Sunday, August 5, 2018, 6:58:11 PM, Stephan Müller wrote:
> Am 04.07.2018 um 19:28 schrieb Daniel Dekany:
>> I wonder what parser libraries could help us, in FM3, to separate the
>> expression language parsing from the top-level language (like
>> `<#foo>`, `${...}`, etc.) parsing. Or if a hand written parsers is an
>> acceptable compromise. It would be good if we can change the top-level
>> syntax and still reuse the expression syntax. (Or, replace the
>> expression syntax, and reuse the top-level one.) Like, somebody wants
>> a syntax like `#foo(exp)` instead of `<#foo exp>`, but still reuse the
>> expression syntax. (For me it was always part of the FM3 agenda,
>> though might will be proven to be too much...)
>> [..]
>
> During the last days I had a high-level look at different parser
> generators, and as one might imagine, there are a lot of parser
> generators, with different licenses, different maturities, different
> states of maintenance and so on.
>
> Due to https://www.apache.org/legal/resolved.html I ignored all parser
> generators which may not be included in Apache projects because of their
> license, especially GNU GPL etc.
>
> IMHO this leaves us with:
>
> * LL(k) parsers: ANTLR, JavaCC and Grammatica
> * LALR parsers: CookCC
> * PEG parsers: Mouse
> * parser combinators: jparsec, parboiled and PetitParser
>
> This list is not exhaustive, so I probably forget some interesting
> projects. If so, please share, I'd like to have a look into these, too.
>
> My idea for the next step: define a really small subset of FTL and try
> to implement PoCs for this subset with the candidates which I mentioned
> above.
>
> The subset might be something like
>
> * interpolations: ${..}
> * directives: if, assign
Just to be on the safe side, I will note that you shouldn't try to
hard-code parser logic that's specific to a directive (like "if").

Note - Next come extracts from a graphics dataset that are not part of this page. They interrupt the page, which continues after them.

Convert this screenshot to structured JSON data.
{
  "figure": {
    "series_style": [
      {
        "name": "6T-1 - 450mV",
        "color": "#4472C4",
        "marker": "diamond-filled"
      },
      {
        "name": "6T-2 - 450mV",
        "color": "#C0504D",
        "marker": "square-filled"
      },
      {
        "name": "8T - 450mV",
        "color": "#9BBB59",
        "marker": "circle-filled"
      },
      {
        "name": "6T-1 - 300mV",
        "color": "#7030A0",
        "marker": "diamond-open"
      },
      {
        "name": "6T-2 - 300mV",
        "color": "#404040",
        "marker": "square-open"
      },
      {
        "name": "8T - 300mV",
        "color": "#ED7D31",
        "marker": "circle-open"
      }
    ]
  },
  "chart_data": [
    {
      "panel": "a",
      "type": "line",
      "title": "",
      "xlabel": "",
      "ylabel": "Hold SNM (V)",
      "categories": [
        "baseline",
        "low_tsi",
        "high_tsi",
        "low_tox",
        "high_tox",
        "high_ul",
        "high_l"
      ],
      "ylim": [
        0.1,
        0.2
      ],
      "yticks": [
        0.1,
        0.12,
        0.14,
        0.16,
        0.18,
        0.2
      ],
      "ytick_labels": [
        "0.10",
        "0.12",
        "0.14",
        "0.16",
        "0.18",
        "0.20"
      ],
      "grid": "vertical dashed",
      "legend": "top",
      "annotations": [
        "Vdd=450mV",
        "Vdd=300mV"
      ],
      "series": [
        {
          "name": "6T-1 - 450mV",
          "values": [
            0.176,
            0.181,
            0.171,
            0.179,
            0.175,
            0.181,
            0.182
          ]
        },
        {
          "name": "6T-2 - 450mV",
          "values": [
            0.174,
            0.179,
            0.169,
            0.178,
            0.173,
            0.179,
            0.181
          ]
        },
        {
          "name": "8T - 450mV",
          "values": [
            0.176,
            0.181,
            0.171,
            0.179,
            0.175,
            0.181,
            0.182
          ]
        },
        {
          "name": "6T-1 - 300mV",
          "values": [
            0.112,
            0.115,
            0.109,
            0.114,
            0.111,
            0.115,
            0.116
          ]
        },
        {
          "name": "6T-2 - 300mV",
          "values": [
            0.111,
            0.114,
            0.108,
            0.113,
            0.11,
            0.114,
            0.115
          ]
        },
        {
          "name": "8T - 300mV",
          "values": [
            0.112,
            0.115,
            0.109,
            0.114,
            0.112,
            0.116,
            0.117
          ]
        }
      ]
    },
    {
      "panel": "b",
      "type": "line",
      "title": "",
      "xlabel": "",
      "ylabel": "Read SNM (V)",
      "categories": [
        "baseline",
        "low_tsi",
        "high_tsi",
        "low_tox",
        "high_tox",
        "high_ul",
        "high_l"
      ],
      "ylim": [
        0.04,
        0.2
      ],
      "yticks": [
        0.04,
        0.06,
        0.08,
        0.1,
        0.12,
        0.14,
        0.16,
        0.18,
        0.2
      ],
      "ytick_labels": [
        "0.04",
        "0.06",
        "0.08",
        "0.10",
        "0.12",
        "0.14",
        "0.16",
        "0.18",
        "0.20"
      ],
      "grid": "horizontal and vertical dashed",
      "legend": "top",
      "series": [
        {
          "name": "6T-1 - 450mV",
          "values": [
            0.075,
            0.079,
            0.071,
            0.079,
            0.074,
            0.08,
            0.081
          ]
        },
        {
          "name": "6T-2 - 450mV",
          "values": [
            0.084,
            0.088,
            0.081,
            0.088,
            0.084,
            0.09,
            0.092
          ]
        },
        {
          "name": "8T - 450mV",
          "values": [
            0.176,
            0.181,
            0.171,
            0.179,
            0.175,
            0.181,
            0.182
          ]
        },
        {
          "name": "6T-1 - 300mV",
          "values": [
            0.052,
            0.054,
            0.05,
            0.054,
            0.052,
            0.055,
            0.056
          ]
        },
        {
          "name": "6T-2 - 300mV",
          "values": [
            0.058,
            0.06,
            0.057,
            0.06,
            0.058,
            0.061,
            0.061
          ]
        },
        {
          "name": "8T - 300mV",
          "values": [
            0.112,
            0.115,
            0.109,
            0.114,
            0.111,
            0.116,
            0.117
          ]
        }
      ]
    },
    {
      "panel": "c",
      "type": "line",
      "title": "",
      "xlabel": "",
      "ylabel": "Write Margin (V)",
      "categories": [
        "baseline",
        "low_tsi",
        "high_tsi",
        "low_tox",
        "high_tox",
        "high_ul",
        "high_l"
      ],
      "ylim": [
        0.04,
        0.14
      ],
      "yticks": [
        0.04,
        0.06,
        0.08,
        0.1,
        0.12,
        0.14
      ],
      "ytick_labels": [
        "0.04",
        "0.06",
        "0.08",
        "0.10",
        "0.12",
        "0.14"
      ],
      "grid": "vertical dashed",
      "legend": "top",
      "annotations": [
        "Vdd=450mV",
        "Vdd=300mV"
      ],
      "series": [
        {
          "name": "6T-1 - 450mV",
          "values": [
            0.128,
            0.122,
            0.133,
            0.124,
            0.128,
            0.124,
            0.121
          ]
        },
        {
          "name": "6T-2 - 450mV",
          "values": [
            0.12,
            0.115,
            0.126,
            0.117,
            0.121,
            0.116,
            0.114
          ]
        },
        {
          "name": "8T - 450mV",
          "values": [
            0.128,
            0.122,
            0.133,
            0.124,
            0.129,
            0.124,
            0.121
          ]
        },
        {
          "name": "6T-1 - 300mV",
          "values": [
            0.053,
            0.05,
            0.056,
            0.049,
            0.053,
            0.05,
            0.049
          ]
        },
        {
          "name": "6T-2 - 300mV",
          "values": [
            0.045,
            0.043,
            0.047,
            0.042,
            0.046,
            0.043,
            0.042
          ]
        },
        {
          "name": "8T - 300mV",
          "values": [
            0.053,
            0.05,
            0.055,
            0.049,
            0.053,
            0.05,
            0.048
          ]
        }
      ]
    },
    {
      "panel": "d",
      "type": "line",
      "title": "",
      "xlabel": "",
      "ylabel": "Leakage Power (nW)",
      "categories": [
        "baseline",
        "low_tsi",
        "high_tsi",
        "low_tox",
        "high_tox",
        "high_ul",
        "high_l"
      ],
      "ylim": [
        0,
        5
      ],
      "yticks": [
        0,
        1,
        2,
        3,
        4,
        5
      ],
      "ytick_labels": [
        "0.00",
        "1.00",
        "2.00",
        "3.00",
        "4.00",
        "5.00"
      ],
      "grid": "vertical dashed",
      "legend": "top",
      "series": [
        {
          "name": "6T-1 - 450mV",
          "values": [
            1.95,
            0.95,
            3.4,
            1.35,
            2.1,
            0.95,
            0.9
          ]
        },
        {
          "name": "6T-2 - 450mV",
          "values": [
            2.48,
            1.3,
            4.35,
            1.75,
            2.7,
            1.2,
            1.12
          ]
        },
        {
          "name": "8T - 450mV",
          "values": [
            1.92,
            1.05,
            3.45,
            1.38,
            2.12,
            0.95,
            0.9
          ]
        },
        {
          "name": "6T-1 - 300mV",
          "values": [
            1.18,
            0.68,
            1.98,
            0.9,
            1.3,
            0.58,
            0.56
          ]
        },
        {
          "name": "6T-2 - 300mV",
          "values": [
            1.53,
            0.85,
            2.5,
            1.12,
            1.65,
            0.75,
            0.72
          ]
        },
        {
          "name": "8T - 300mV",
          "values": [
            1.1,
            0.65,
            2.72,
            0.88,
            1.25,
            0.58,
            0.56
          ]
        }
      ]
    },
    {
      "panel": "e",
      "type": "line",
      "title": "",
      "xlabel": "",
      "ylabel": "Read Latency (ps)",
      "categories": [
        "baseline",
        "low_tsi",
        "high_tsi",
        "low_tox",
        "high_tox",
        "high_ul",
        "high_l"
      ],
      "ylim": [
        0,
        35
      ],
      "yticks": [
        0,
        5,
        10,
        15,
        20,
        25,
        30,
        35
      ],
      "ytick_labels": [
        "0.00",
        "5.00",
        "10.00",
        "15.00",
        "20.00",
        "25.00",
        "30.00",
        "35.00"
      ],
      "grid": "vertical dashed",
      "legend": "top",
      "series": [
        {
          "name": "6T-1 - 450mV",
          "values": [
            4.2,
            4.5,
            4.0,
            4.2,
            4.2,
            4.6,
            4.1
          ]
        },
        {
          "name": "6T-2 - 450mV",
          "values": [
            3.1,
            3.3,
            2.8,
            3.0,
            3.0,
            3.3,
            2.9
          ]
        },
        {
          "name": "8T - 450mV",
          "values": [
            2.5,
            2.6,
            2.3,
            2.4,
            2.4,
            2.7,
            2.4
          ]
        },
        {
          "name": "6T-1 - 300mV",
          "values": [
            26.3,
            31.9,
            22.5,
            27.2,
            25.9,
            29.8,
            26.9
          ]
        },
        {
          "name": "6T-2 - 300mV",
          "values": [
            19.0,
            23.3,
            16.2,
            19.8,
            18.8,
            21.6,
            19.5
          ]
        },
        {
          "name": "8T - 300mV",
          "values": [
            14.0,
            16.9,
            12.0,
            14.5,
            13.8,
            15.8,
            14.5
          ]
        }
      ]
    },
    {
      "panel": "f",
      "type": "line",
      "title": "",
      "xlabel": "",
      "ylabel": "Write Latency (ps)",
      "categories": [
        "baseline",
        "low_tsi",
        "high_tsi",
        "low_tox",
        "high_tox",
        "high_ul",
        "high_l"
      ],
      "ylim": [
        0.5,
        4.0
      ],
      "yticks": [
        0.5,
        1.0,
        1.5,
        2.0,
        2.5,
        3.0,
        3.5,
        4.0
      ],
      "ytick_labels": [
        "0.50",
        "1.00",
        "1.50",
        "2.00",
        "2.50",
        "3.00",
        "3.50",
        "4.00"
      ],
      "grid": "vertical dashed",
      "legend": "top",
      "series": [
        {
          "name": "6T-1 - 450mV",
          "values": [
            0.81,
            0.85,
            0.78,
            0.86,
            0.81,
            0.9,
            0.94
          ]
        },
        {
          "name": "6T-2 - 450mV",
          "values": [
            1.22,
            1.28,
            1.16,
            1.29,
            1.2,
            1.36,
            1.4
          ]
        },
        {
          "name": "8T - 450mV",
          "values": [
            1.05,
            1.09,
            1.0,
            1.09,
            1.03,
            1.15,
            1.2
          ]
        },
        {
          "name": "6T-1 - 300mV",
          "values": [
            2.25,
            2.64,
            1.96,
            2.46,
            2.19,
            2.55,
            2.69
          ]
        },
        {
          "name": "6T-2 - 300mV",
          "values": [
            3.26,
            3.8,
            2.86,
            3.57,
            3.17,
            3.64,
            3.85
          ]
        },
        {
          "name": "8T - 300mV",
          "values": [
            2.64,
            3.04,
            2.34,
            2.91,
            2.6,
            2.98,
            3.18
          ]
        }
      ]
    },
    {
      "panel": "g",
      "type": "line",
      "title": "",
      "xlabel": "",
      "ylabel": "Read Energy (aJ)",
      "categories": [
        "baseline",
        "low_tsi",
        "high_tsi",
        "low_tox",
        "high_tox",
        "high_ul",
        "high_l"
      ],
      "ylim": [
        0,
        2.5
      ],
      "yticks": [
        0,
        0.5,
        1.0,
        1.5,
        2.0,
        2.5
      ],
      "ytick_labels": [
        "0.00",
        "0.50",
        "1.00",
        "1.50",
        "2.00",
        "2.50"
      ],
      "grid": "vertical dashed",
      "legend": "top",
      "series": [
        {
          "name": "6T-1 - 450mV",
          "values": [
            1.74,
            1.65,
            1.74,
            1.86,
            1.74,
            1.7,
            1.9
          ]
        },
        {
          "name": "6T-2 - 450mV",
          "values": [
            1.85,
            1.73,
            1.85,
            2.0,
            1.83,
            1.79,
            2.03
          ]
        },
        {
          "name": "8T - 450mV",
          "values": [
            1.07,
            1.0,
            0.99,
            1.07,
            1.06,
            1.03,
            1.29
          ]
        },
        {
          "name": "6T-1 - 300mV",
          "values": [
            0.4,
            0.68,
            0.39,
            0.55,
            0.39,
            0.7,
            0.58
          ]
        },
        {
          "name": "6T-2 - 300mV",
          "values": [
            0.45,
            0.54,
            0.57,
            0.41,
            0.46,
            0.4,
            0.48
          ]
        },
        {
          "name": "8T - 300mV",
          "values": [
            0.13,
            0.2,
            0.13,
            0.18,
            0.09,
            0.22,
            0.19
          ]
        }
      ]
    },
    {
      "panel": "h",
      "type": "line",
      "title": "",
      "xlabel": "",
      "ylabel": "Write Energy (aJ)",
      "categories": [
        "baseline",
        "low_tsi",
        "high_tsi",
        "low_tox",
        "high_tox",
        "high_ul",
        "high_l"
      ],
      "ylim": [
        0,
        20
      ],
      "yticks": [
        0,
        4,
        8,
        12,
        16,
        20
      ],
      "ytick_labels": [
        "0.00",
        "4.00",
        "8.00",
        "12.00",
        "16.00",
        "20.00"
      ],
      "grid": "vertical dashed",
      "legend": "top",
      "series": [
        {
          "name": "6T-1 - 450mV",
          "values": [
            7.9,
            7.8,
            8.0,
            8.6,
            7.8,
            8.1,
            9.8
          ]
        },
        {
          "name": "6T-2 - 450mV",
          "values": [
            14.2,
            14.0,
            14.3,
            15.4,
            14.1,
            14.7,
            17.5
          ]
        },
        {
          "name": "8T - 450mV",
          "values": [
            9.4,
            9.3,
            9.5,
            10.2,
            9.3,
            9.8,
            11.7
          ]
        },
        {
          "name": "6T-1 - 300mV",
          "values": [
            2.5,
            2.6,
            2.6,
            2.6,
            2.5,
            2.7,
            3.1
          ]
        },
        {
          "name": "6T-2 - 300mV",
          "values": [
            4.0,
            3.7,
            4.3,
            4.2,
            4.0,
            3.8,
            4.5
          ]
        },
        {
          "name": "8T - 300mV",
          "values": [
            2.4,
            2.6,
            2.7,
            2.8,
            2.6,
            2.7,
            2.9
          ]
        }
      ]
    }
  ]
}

Instead, you should try to parse an unified/generic directive call
syntax, and then invoke the Dialect to find out the further rules. And
that's tricky, as then the parser definition doesn't specify which
tags have an end-tag pair, and what can be nested between them, only
the Dialect knows that. Like, if you look at the current parser, it
basically says that "if" is like
"<#" "if" Expression ">" MixedContent "</#" "if" ">"
which is expressive and all, but sadly it won't be possible in FM3 to
do it like that.
> * expressions: numbers, variables, +
> * variants of the parsers with different delimiters
> * split into two parsers (interpolations/directives vs. expression language)
>
> What do you think?
I haven't used any parser library but JavaCC, so I have not tips
there. Otherwise the plan sounds good.
Anyway, I kind of repeat myself here, but the expectations that may
filter down the candidates quickly:
- Splitting into two parsers, of course
- Maintainability of custom syntax variations (like new FreeMarker
versions won't break them, or at least they need no manual work to
regenerate them)
- How parsing partially driven by the Dialect looks... it won't fit
JavaCC well for example. (But, probably it won't be very nice with
any of them.)
In case multiple of the libraries stay alive, some further extras that
can decide:
- More understandable/helpful error messages is a big plus.
- It would be interesting to see how hard it is to write a parser that
continues parsing after the first error, to catch more errors. This
is mostly for IDE-s.
> Stephan.
>
> P.S.: my more detailed list of parser generators can be found here:
> https://gist.github.com/chaquotay/8041096bad36f6f3f0d4166d6f8623b5
--
Thanks,
Daniel Dekany